One of the areas in which the Project has assisted me in my work has been in forging cooperation with regional organizations. Over the years, we have developed cooperation with the Organization of African Unity (now reconstituted as the African Union), the Council of Europe, the Organization of American States (OAS), the Economic Community of West African States (ECOWAS), the Organization for Security and Cooperation in Europe (OSCE), the Commonwealth, and most recently the Inter-Governmental Authority for Development (IGAD).
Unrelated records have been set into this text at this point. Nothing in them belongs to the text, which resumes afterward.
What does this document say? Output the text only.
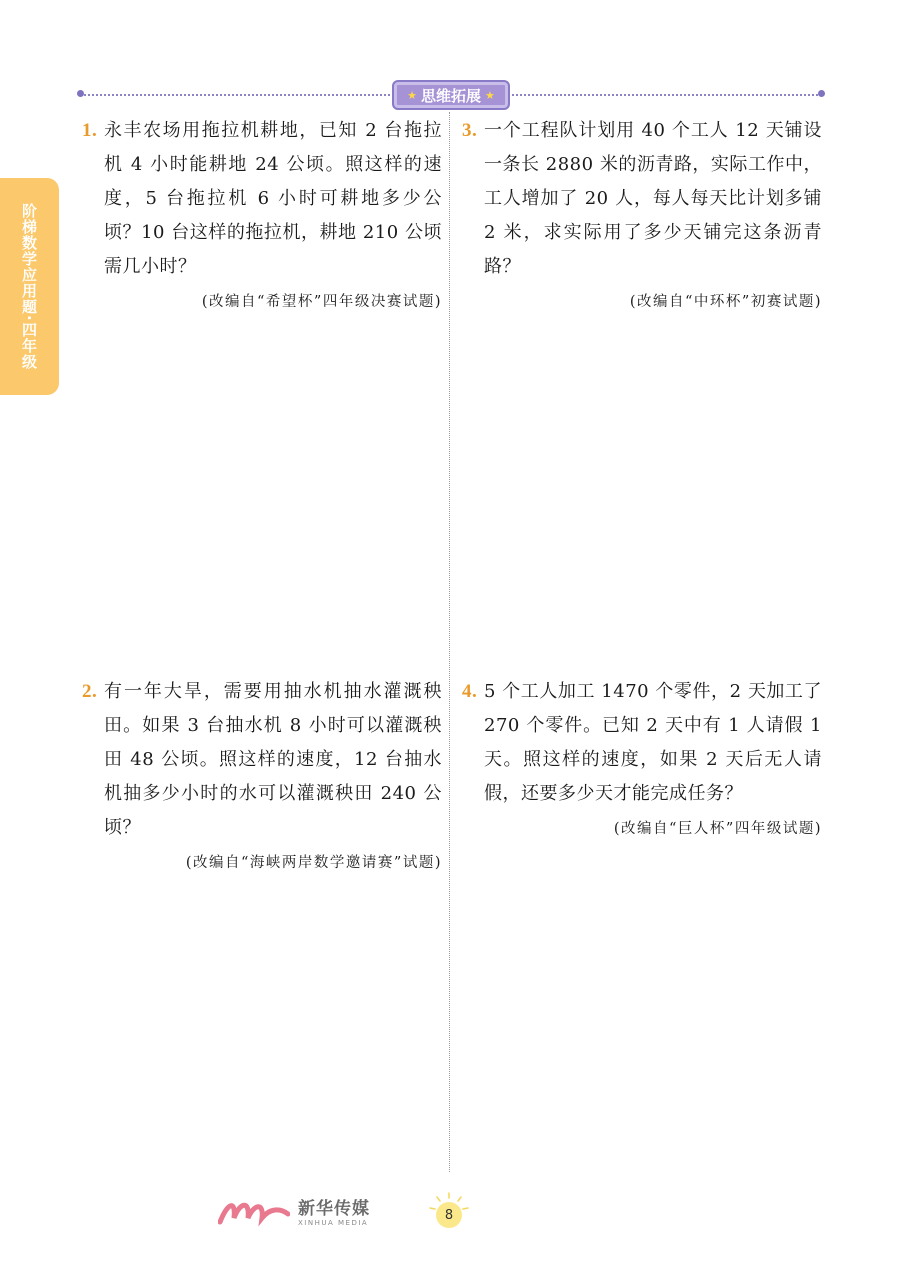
★ 思维拓展 ★
阶梯数学应用题·四年级
1. 永丰农场用拖拉机耕地，已知 2 台拖拉机 4 小时能耕地 24 公顷。照这样的速度，5 台拖拉机 6 小时可耕地多少公顷？10 台这样的拖拉机，耕地 210 公顷需几小时？
(改编自“希望杯”四年级决赛试题)
3. 一个工程队计划用 40 个工人 12 天铺设一条长 2880 米的沥青路，实际工作中，工人增加了 20 人，每人每天比计划多铺 2 米，求实际用了多少天铺完这条沥青路？
(改编自“中环杯”初赛试题)
2. 有一年大旱，需要用抽水机抽水灌溉秧田。如果 3 台抽水机 8 小时可以灌溉秧田 48 公顷。照这样的速度，12 台抽水机抽多少小时的水可以灌溉秧田 240 公顷？
(改编自“海峡两岸数学邀请赛”试题)
4. 5 个工人加工 1470 个零件，2 天加工了 270 个零件。已知 2 天中有 1 人请假 1 天。照这样的速度，如果 2 天后无人请假，还要多少天才能完成任务？
(改编自“巨人杯”四年级试题)
新华传媒
XINHUA MEDIA	8
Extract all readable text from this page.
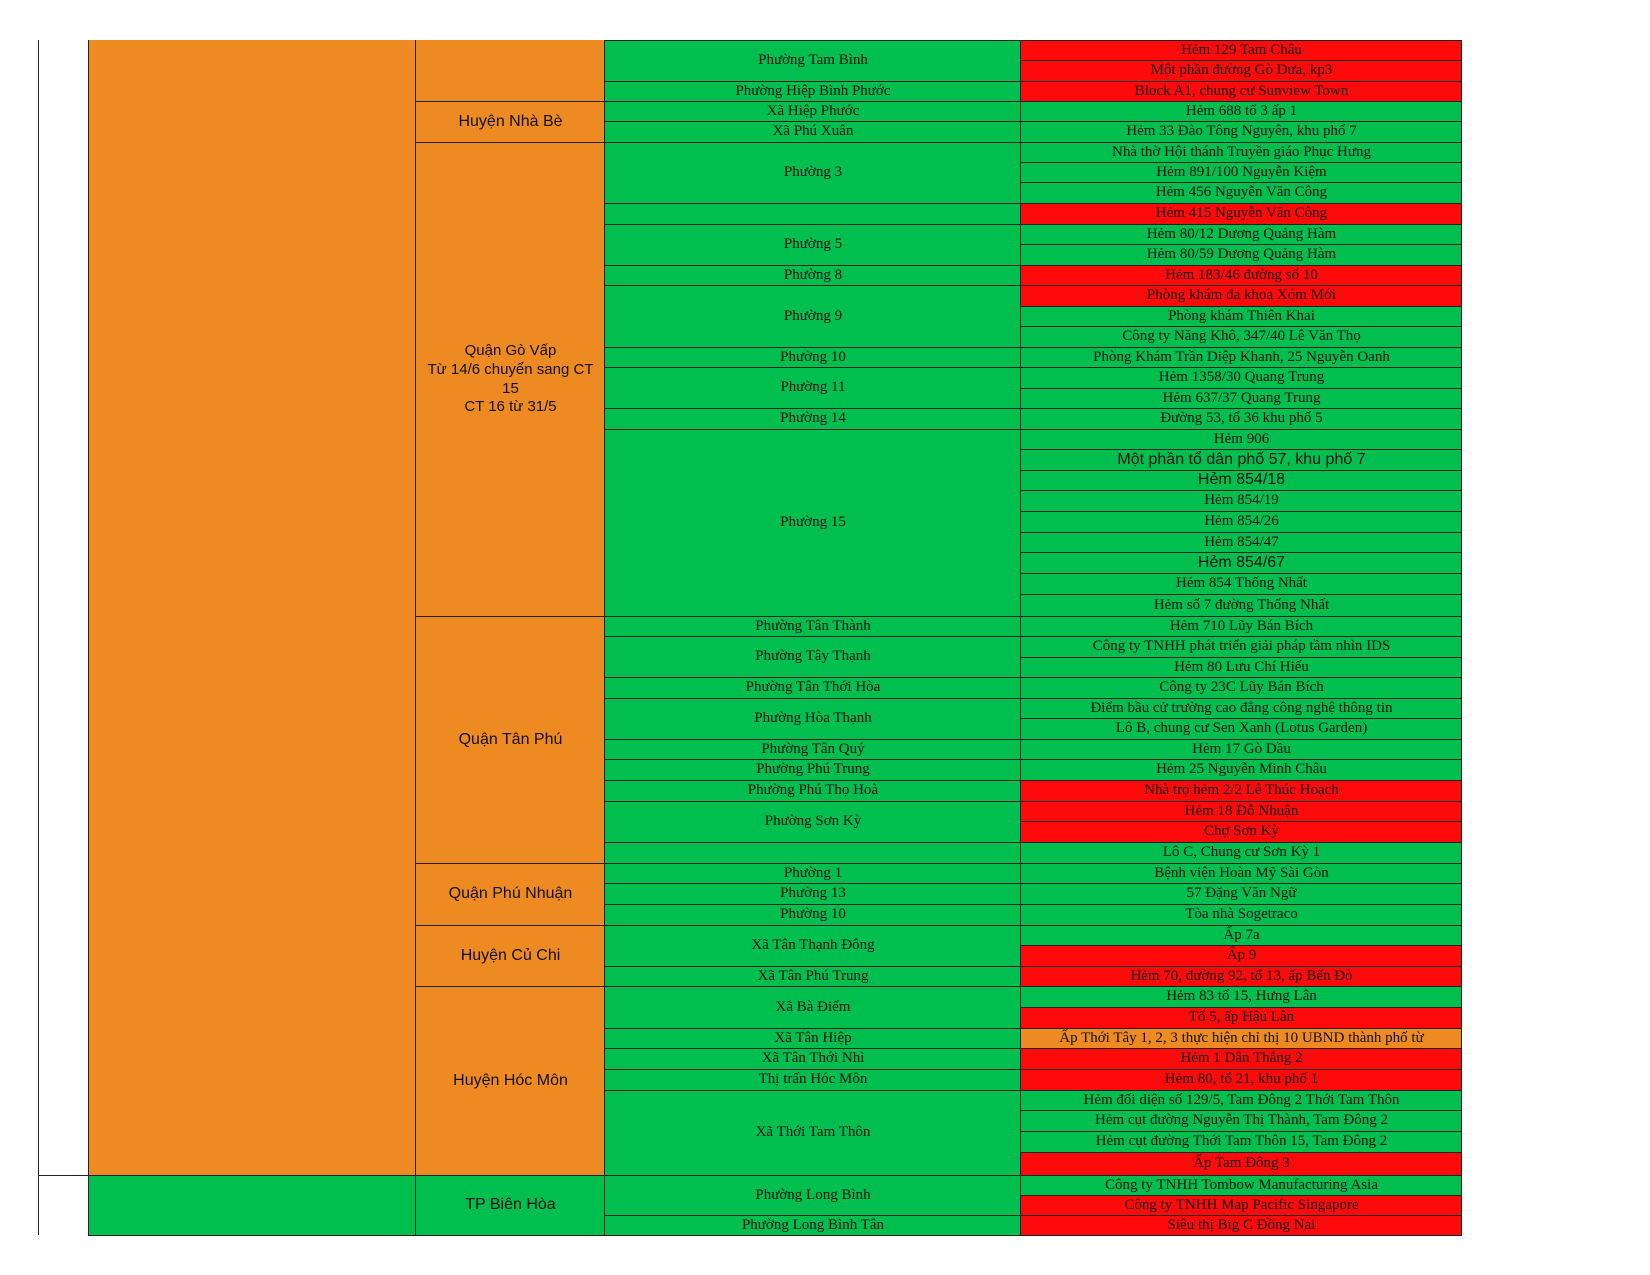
Huyện Nhà Bè
Quận Gò Vấp
Từ 14/6 chuyển sang CT 15
CT 16 từ 31/5
Quận Tân Phú
Quận Phú Nhuận
Huyện Củ Chi
Huyện Hóc Môn
TP Biên Hòa
Phường Tam Bình
Phường Hiệp Bình Phước
Xã Hiệp Phước
Xã Phú Xuân
Phường 3
Phường 5
Phường 8
Phường 9
Phường 10
Phường 11
Phường 14
Phường 15
Phường Tân Thành
Phường Tây Thạnh
Phường Tân Thới Hòa
Phường Hòa Thạnh
Phường Tân Quý
Phường Phú Trung
Phường Phú Thọ Hoà
Phường Sơn Kỳ
Phường 1
Phường 13
Phường 10
Xã Tân Thạnh Đông
Xã Tân Phú Trung
Xã Bà Điểm
Xã Tân Hiệp
Xã Tân Thới Nhì
Thị trấn Hóc Môn
Xã Thới Tam Thôn
Phường Long Bình
Phường Long Bình Tân
Hẻm 129 Tam Châu
Một phần đường Gò Dưa, kp3
Block A1, chung cư Sunview Town
Hẻm 688 tổ 3 ấp 1
Hẻm 33 Đào Tông Nguyên, khu phố 7
Nhà thờ Hội thánh Truyền giáo Phục Hưng
Hẻm 891/100 Nguyễn Kiệm
Hẻm 456 Nguyễn Văn Công
Hẻm 415 Nguyễn Văn Công
Hẻm 80/12 Dương Quảng Hàm
Hẻm 80/59 Dương Quảng Hàm
Hẻm 183/46 đường số 10
Phòng khám đa khoa Xóm Mới
Phòng khám Thiên Khai
Công ty Năng Khô, 347/40 Lê Văn Thọ
Phòng Khám Trần Diệp Khanh, 25 Nguyễn Oanh
Hẻm 1358/30 Quang Trung
Hẻm 637/37 Quang Trung
Đường 53, tổ 36 khu phố 5
Hẻm 906
Một phần tổ dân phố 57, khu phố 7
Hẻm 854/18
Hẻm 854/19
Hẻm 854/26
Hẻm 854/47
Hẻm 854/67
Hẻm 854 Thống Nhất
Hẻm số 7 đường Thống Nhất
Hẻm 710 Lũy Bán Bích
Công ty TNHH phát triển giải pháp tầm nhìn IDS
Hẻm 80 Lưu Chí Hiếu
Công ty 23C Lũy Bán Bích
Điểm bầu cử trường cao đẳng công nghệ thông tin
Lô B, chung cư Sen Xanh (Lotus Garden)
Hẻm 17 Gò Dầu
Hẻm 25 Nguyễn Minh Châu
Nhà trọ hẻm 2/2 Lê Thúc Hoạch
Hẻm 18 Đỗ Nhuận
Chợ Sơn Kỳ
Lô C, Chung cư Sơn Kỳ 1
Bệnh viện Hoàn Mỹ Sài Gòn
57 Đặng Văn Ngữ
Tòa nhà Sogetraco
Ấp 7a
Ấp 9
Hẻm 70, đường 92, tổ 13, ấp Bến Đò
Hẻm 83 tổ 15, Hưng Lân
Tổ 5, ấp Hậu Lân
Ấp Thới Tây 1, 2, 3 thực hiện chỉ thị 10 UBND thành phố từ
Hẻm 1 Dân Thắng 2
Hẻm 80, tổ 21, khu phố 1
Hẻm đối diện số 129/5, Tam Đông 2 Thới Tam Thôn
Hẻm cụt đường Nguyễn Thị Thành, Tam Đông 2
Hẻm cụt đường Thới Tam Thôn 15, Tam Đông 2
Ấp Tam Đông 3
Công ty TNHH Tombow Manufacturing Asia
Công ty TNHH Map Pacific Singapore
Siêu thị Big C Đồng Nai
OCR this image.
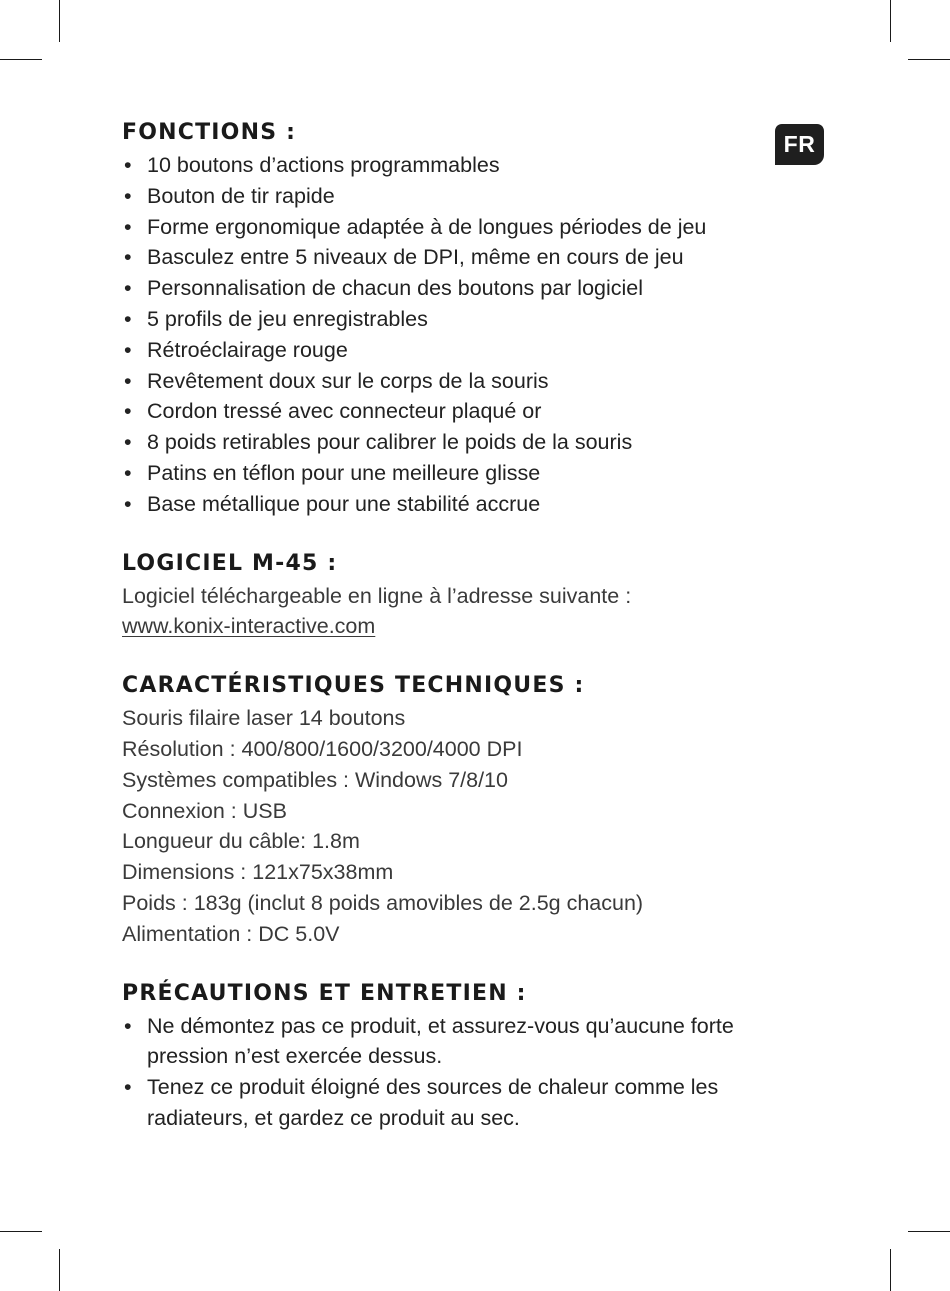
FR
FONCTIONS :
• 10 boutons d’actions programmables
• Bouton de tir rapide
• Forme ergonomique adaptée à de longues périodes de jeu
• Basculez entre 5 niveaux de DPI, même en cours de jeu
• Personnalisation de chacun des boutons par logiciel
• 5 profils de jeu enregistrables
• Rétroéclairage rouge
• Revêtement doux sur le corps de la souris
• Cordon tressé avec connecteur plaqué or
• 8 poids retirables pour calibrer le poids de la souris
• Patins en téflon pour une meilleure glisse
• Base métallique pour une stabilité accrue
LOGICIEL M-45 :

Logiciel téléchargeable en ligne à l’adresse suivante :

www.konix-interactive.com
CARACTÉRISTIQUES TECHNIQUES :

Souris filaire laser 14 boutons

Résolution : 400/800/1600/3200/4000 DPI

Systèmes compatibles : Windows 7/8/10

Connexion : USB

Longueur du câble: 1.8m

Dimensions : 121x75x38mm

Poids : 183g (inclut 8 poids amovibles de 2.5g chacun)

Alimentation : DC 5.0V

PRÉCAUTIONS ET ENTRETIEN :
• Ne démontez pas ce produit, et assurez-vous qu’aucune forte pression n’est exercée dessus.
• Tenez ce produit éloigné des sources de chaleur comme les radiateurs, et gardez ce produit au sec.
I would like to draw particular attention to the conference IGAD convened in September of this year with the support of my office and the OCHA IDP Unit. The conference was hosted by the Government of Sudan in Khartoum and took place in a remarkably constructive atmosphere. The resulting IGAD Ministerial declaration took note of the utility of the Guiding Principles, identified regional dynamics aggravating internal displacement problems, and committed member governments to ongoing cooperation on this issue, including through the creation of a dedicated unit on displacement within the IGAD secretariat. I welcome this forceful first step by IGAD members to work together to address internal displacement in one of the worst affected areas and look forward to further development of their plans. I also hope that other regional organizations will consider taking comparable steps.

Perhaps the most pivotal – and difficult – issue when it comes to internal displacement is the need to address the root causes, often embedded in gross inequities, discrimination and marginalisation to an extent that makes citizenship of value only on paper. I have often argued that internal displacement and even the conflicts that generate it are only symptoms of deeper structural problems. Prudence should dictate that internal displacement and the crises generating it be viewed as alarm signals that also offer opportunities for developing strategic remedies. Internal displacement is more than a humanitarian and human rights issue; it is also a political and security issue – indeed, a challenge to nation-building.

Once again, I reiterate that a great deal has been accomplished, but a lot more needs to be done; there can be no room for complacency.

Thank you Mr. Chairman, ladies and gentlemen, for your kind attention.